Irony alert: The Journal of Forensic and Legal Medicine, which really ought to know better, is retracting a 2012 article by an Australian researcher that threatened to run afoul of…privacy law.

The article, “A challenging injury interpretation: Could this be a stab wound?” was written by Les Griffiths, of the Clinical Forensic Medical Unit at University of Queensland in Brisbane. According to the notice:

This article has been removed at the request of the author, consistent with Elsevier Policy on Article Withdrawal. Please see

This article contains two autopsy images which could allow identification of the deceased and therefore must be removed to protect their identity. Apologies are offered to readers of the journal that this was not detected during the submission process.

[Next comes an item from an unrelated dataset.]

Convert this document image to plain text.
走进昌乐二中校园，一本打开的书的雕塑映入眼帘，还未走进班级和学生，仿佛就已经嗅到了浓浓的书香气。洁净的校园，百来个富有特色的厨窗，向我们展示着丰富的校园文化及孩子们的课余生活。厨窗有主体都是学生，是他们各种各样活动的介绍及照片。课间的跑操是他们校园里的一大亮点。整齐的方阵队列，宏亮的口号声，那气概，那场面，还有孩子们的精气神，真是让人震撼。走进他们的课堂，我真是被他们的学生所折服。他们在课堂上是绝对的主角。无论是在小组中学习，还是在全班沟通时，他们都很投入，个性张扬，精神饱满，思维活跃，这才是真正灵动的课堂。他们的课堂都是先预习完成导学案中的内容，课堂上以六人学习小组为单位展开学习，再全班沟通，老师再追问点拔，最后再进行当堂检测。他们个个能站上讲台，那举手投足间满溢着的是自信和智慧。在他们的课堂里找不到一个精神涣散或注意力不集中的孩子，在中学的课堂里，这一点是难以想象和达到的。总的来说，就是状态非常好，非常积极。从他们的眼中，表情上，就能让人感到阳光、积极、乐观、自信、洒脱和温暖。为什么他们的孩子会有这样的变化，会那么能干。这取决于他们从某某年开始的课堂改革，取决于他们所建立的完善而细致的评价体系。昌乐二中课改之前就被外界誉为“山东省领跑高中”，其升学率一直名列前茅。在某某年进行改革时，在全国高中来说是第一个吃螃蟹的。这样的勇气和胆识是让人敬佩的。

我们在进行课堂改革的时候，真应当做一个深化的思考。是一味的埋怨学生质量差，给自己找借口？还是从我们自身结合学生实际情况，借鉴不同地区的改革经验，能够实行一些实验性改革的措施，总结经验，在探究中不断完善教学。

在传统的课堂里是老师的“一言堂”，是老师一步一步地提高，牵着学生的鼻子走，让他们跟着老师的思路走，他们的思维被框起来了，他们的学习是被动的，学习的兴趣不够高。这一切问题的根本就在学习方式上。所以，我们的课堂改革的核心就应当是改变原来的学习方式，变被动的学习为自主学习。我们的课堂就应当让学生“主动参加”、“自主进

The article’s abstract certainly seems to raise a good point:

Forensic practitioner should exercise caution in the forensic interpretation of suspicious wounds at death scenes, at least until there is an opportunity to fully explore the wound and its relationship to underlying structures and bony landmarks. This is especially so in cases of apparent suicide. A case is presented which not only illustrates the challenges which may face the examiner at a death scene in injury interpretation, but also, where there remains a lingering doubt that the autopsy did not address all of the concerns expressed by both scenes of crime scientific officers and the forensic medical examiner.

For more from this journal, see Ivan’s writeup of a case report in which doctors blame marijuana-induced psychosis — aka “reefer madness” — for “self-amputation of penis.”